Opennebula & DFS like GlusterFS & Sheepdog & Ceph

Hello,

we at ungleich.ch are testing Opennebula w/ Ceph, Gluster and Sheepdog backends. So far we have collected various results,
roughly leading to:

  • Very bad performance (<30 MiB/s write speed) and VM kernel panics on Ceph
  • Good to great performance with GlusterFS 3.4.2, 3.6.2 on Ubuntu 14.04. and 3.6.2 on CentOS 7: > 50 MiB/s in the VM
  • Bad performance / small amount of test data with Sheepdog (~11 MiB/s in the VM, but only a short test)
  • We mostly looked at the Sheepdog integration status - as of 2015-02-15 there seems to be some cleanup required until things are working smoothly.
  • We think that in theory Sheepdog would be the best fit for a VM cluster, as it is simple and designed for the single use of VM images
  • We were running Sheepdog in a qemu only cluster before with great performance

We are interested in your experiences with various filesystems & wanted to share our experiences here as well.

Try LizardFS http://lizardfs.com/

we are using it on our OpenNebula powered platform (NodeWeaver), you can just mount /var/lib/one on all nodes to the LizardFS root and you’re good to go, just as it was a NFS share, but way more scalable.

Very reliable and we achieved great performance with a bit of SSD chaching and some tuning.
check this results:


A great advantage of LizardFS is that you can use it with just little modifications from the shared filesystem, and host everything ONE-related in a single reliable datastore (the TM for moosefs and lizardfs is here: http://wiki.opennebula.org/ecosystem:moosefs )
On a two node (2 rotational devices+2 EnhanceIO SSD caches) we got 11K write IOPS, and we easily reach 90MB/sec within the VMs.
Another advantage is the copy-on-write snapshot capability, that greatly enhances what you can do with OpenNebula for thinly provisioned images, without performance problems.

1 Like

Hello Carlo,
Short question. Did you do any evaluation of using other caching systems? (flashcache, bcache, dm-cache e.g.).
I am currently testing different setups - actually it is bcache and LSI cachecade, but bcache looks promising. Perhaps you made similar tests and can share your experiences.
Tried also gluster (which was from the performance point of view very good, especially on 10GB networks, but usability is not yet very nice).
And on the last ONE conf everybody was fine with CEPH, but that needs a more expensive footprint in terms of hardware.

Best, Michael

Sheepdog was horrendously unstable when I last used it. Sometimes, simple storage host reboots would destroy all data in the cluster.

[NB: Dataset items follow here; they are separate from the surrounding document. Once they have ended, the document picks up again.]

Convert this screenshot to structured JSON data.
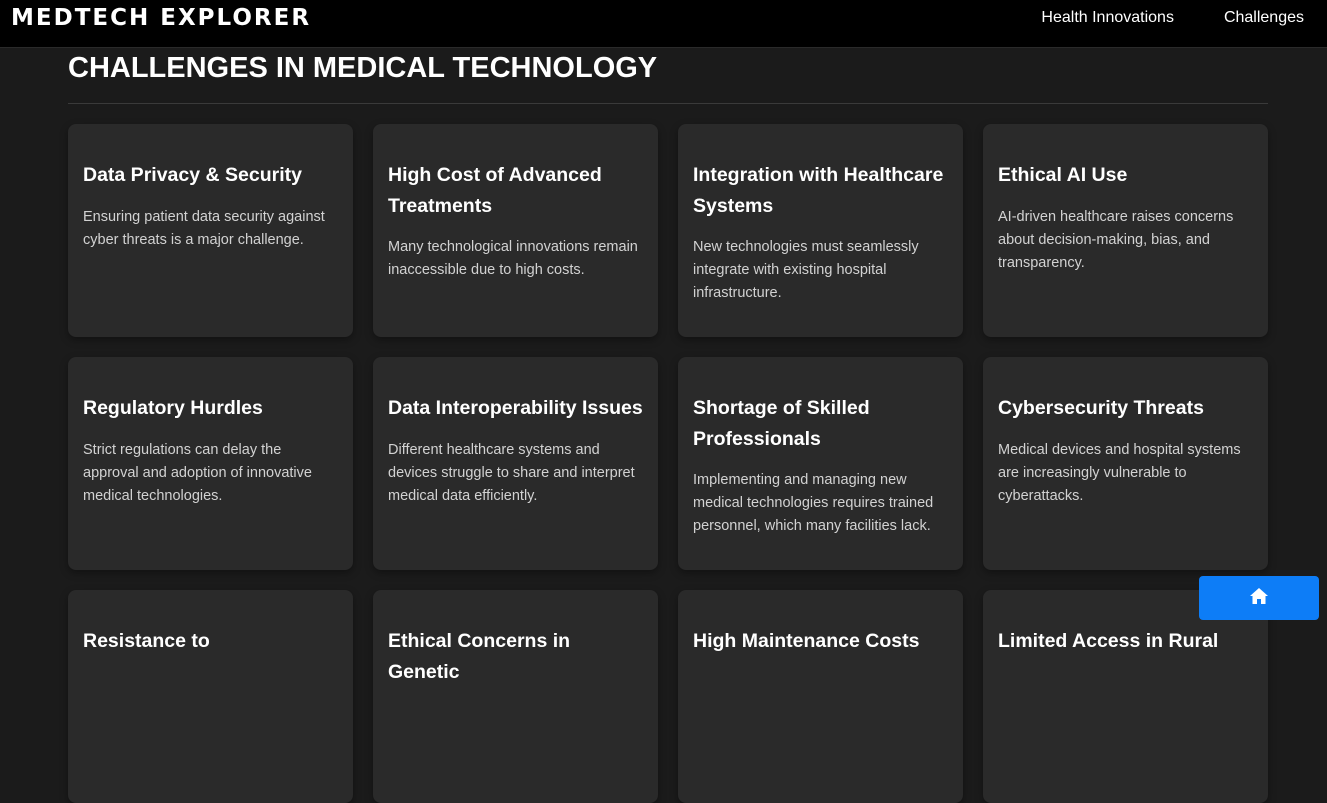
{
  "header": {
    "brand": "MEDTECH EXPLORER",
    "nav": [
      {
        "label": "Health Innovations"
      },
      {
        "label": "Challenges"
      }
    ]
  },
  "main": {
    "title": "CHALLENGES IN MEDICAL TECHNOLOGY",
    "cards": [
      {
        "title": "Data Privacy & Security",
        "text": "Ensuring patient data security against cyber threats is a major challenge."
      },
      {
        "title": "High Cost of Advanced Treatments",
        "text": "Many technological innovations remain inaccessible due to high costs."
      },
      {
        "title": "Integration with Healthcare Systems",
        "text": "New technologies must seamlessly integrate with existing hospital infrastructure."
      },
      {
        "title": "Ethical AI Use",
        "text": "AI-driven healthcare raises concerns about decision-making, bias, and transparency."
      },
      {
        "title": "Regulatory Hurdles",
        "text": "Strict regulations can delay the approval and adoption of innovative medical technologies."
      },
      {
        "title": "Data Interoperability Issues",
        "text": "Different healthcare systems and devices struggle to share and interpret medical data efficiently."
      },
      {
        "title": "Shortage of Skilled Professionals",
        "text": "Implementing and managing new medical technologies requires trained personnel, which many facilities lack."
      },
      {
        "title": "Cybersecurity Threats",
        "text": "Medical devices and hospital systems are increasingly vulnerable to cyberattacks."
      },
      {
        "title": "Resistance to",
        "text": ""
      },
      {
        "title": "Ethical Concerns in Genetic",
        "text": ""
      },
      {
        "title": "High Maintenance Costs",
        "text": ""
      },
      {
        "title": "Limited Access in Rural",
        "text": ""
      }
    ]
  },
  "home_button": {
    "icon": "home-icon"
  },
  "colors": {
    "accent": "#0d7df7",
    "card_bg": "#2a2a2a",
    "page_bg": "#1b1b1b",
    "topbar_bg": "#000000"
  }
}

I’ve been using ceph with KVM on Ubuntu for a few years now (since the argonaut release) and have had very few problems with it. I’ve only recently added Open Nebula to the mix but it dropped right in with no changes needed to my ceph config.

The biggest drawback is that ceph’s a network hog. Make sure you have lots and lots of bandwidth for it. If you don’t you might start seeing sufficient IO lag on your VMs to cause problems.

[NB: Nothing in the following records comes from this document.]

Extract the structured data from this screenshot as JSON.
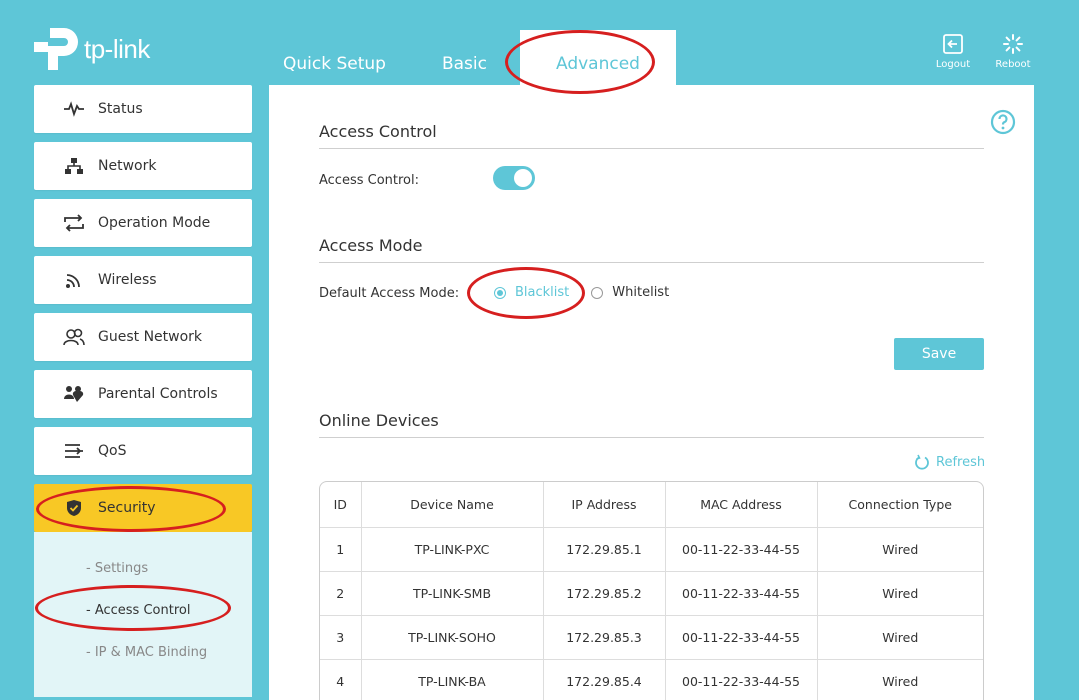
{
  "brand": {
    "name": "tp-link"
  },
  "topnav": {
    "tabs": [
      {
        "label": "Quick Setup"
      },
      {
        "label": "Basic"
      },
      {
        "label": "Advanced"
      }
    ],
    "active_tab": "Advanced"
  },
  "top_actions": {
    "logout_label": "Logout",
    "reboot_label": "Reboot"
  },
  "sidebar": {
    "items": [
      {
        "label": "Status",
        "icon": "pulse-icon"
      },
      {
        "label": "Network",
        "icon": "network-icon"
      },
      {
        "label": "Operation Mode",
        "icon": "swap-icon"
      },
      {
        "label": "Wireless",
        "icon": "wireless-icon"
      },
      {
        "label": "Guest Network",
        "icon": "guests-icon"
      },
      {
        "label": "Parental Controls",
        "icon": "family-icon"
      },
      {
        "label": "QoS",
        "icon": "qos-icon"
      },
      {
        "label": "Security",
        "icon": "shield-icon"
      }
    ],
    "active_item": "Security",
    "submenu": [
      {
        "label": "- Settings"
      },
      {
        "label": "- Access Control"
      },
      {
        "label": "- IP & MAC Binding"
      }
    ],
    "active_subitem": "- Access Control"
  },
  "access_control": {
    "title": "Access Control",
    "toggle_label": "Access Control:",
    "enabled": true
  },
  "access_mode": {
    "title": "Access Mode",
    "mode_label": "Default Access Mode:",
    "options": [
      "Blacklist",
      "Whitelist"
    ],
    "selected": "Blacklist",
    "save_label": "Save"
  },
  "online_devices": {
    "title": "Online Devices",
    "refresh_label": "Refresh",
    "columns": [
      "ID",
      "Device Name",
      "IP Address",
      "MAC Address",
      "Connection Type"
    ],
    "rows": [
      [
        "1",
        "TP-LINK-PXC",
        "172.29.85.1",
        "00-11-22-33-44-55",
        "Wired"
      ],
      [
        "2",
        "TP-LINK-SMB",
        "172.29.85.2",
        "00-11-22-33-44-55",
        "Wired"
      ],
      [
        "3",
        "TP-LINK-SOHO",
        "172.29.85.3",
        "00-11-22-33-44-55",
        "Wired"
      ],
      [
        "4",
        "TP-LINK-BA",
        "172.29.85.4",
        "00-11-22-33-44-55",
        "Wired"
      ]
    ]
  },
  "colors": {
    "accent": "#5ec6d7",
    "active_menu": "#f8c825",
    "annotation": "#d61f1f"
  }
}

I’ve not used gluster so I can’t speak to it.

We are using bcache backed glusterfs bricks. Don’t expect miracles in benchmarks but there is a measurable increase in IOPS performance, but you have to consider that for KVM at least there are quite a few tunables that should be addressed first before looking at SSD caching as a performance enhancer.

I’m also not a fan of the qemu-glusterfs integration. It doesn’t feel complete yet, there is some work that needs to be done. Also keeping the shared filesystem layer separate from the hypervisor is easier for support. We are using glusterfs-fuse backed shared fs and it’s working great so far with qemu images.

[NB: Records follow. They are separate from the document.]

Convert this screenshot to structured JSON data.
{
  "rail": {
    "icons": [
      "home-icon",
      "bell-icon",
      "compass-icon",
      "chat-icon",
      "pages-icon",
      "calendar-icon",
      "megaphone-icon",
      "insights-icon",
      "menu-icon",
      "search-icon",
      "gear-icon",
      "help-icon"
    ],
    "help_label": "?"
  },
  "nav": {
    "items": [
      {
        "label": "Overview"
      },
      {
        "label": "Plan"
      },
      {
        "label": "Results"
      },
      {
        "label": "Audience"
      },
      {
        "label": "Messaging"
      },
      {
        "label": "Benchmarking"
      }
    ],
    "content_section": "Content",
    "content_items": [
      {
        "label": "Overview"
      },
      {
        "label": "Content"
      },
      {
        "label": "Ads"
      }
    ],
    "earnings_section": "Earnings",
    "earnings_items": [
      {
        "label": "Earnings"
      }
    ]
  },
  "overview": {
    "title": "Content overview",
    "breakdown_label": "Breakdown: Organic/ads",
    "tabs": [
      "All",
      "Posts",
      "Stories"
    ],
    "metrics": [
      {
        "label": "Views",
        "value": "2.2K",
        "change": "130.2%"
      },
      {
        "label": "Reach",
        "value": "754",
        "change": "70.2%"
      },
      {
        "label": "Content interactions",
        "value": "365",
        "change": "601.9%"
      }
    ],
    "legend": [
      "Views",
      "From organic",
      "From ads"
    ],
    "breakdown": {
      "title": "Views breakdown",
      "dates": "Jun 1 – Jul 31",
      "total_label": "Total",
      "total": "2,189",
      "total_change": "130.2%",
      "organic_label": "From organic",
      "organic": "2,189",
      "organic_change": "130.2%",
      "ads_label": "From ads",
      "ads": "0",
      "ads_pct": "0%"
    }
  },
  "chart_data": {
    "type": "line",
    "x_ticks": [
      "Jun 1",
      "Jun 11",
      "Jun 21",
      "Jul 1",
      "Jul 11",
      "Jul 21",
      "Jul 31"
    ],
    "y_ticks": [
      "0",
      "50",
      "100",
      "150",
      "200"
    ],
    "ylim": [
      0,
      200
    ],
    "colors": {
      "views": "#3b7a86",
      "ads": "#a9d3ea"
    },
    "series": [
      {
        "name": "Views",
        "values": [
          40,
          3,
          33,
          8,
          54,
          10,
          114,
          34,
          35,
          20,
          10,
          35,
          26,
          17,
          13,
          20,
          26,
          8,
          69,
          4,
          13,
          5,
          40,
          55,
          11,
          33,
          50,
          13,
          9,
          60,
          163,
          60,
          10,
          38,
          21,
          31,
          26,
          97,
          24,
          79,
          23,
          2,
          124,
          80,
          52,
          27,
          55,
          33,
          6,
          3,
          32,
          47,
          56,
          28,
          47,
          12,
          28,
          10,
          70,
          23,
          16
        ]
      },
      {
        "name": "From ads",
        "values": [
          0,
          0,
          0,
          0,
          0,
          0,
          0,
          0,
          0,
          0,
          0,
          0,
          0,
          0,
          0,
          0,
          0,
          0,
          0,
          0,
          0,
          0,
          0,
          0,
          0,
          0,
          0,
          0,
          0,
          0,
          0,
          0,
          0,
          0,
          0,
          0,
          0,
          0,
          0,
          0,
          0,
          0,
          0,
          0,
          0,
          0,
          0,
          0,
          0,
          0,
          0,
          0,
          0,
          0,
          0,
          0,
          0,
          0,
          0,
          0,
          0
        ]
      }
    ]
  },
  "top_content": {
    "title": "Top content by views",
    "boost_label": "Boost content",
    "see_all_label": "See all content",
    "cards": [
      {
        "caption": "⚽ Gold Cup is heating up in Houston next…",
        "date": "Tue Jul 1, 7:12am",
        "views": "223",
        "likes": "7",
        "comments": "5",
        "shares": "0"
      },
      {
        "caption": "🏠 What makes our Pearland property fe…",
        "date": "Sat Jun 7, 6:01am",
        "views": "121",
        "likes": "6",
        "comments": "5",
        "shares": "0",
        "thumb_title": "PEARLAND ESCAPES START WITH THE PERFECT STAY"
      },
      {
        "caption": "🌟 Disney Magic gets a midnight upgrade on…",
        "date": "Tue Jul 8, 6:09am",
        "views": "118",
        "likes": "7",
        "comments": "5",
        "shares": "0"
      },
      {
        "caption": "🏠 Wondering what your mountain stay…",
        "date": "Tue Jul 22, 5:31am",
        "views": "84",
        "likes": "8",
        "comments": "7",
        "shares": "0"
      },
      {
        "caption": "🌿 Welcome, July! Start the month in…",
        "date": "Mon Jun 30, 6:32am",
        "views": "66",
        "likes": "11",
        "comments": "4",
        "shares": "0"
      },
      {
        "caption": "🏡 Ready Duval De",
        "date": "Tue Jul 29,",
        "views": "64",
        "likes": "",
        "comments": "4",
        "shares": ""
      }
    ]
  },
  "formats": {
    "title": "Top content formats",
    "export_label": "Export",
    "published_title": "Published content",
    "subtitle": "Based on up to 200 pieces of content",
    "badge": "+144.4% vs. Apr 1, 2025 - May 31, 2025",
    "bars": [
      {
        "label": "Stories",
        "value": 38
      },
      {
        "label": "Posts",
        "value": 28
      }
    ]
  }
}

We are using sheepdog for non-productional cluster. It is much stable in version 0.9.1. Also you need to use qemu version 1.7 or higher, for autofailover support.

We are using GlusterFS with shared storage and the performance is good. The bad point is that sometimes some node hangs and must be rebooted (and the documentation is quite poor IMHO).

Hey,

great thread! I am just looking into the same issue. So far i am looking forward to try GlusterFS first.
@nico_opennebula_org : Could you point out the storage hardware you use?
I am running on IBM PureFlexNodes and a storwize storage solution which is attached via 10 Gbit FCoE.

Cheers,
Christian

Hey Christian,

we are using a very simple architecture: Every of our cluster consists of 2 nodes. They have two network cards, one connected to the public network, one connected to the other host.

The hosts are only using replicated mechanism and we build n of these gluster clusters.

Hardware wise they are mid range servers (16-128 GiB RAM, 8-32 cores, 1-12TB).

Cheers,

Nico

I finally managed to set Gluster up in my setup. I use three IBM Pureflex nodes which are each attached via 10 Gbit FCoE uplink to their own volume managed by an IBM storwize v7000. These volumes are managed by GlusterFS Servers on each node and accessed by OpenNebula from each node respectively. The volume has a combined size of 6 TB and runs in standard distributed mode (that is: no replication here).

Results from first tests:

  • Overall Performance is pretty good (will conduct benchmarks later)
  • Deplyoing 40 VMs very quick (<4 minutes)
  • In 40 simultaneous deployments, 6 - 10 VMs fail to deploy and have to re-deployed

Does anybody have the failing deployment with GlusterFS as well?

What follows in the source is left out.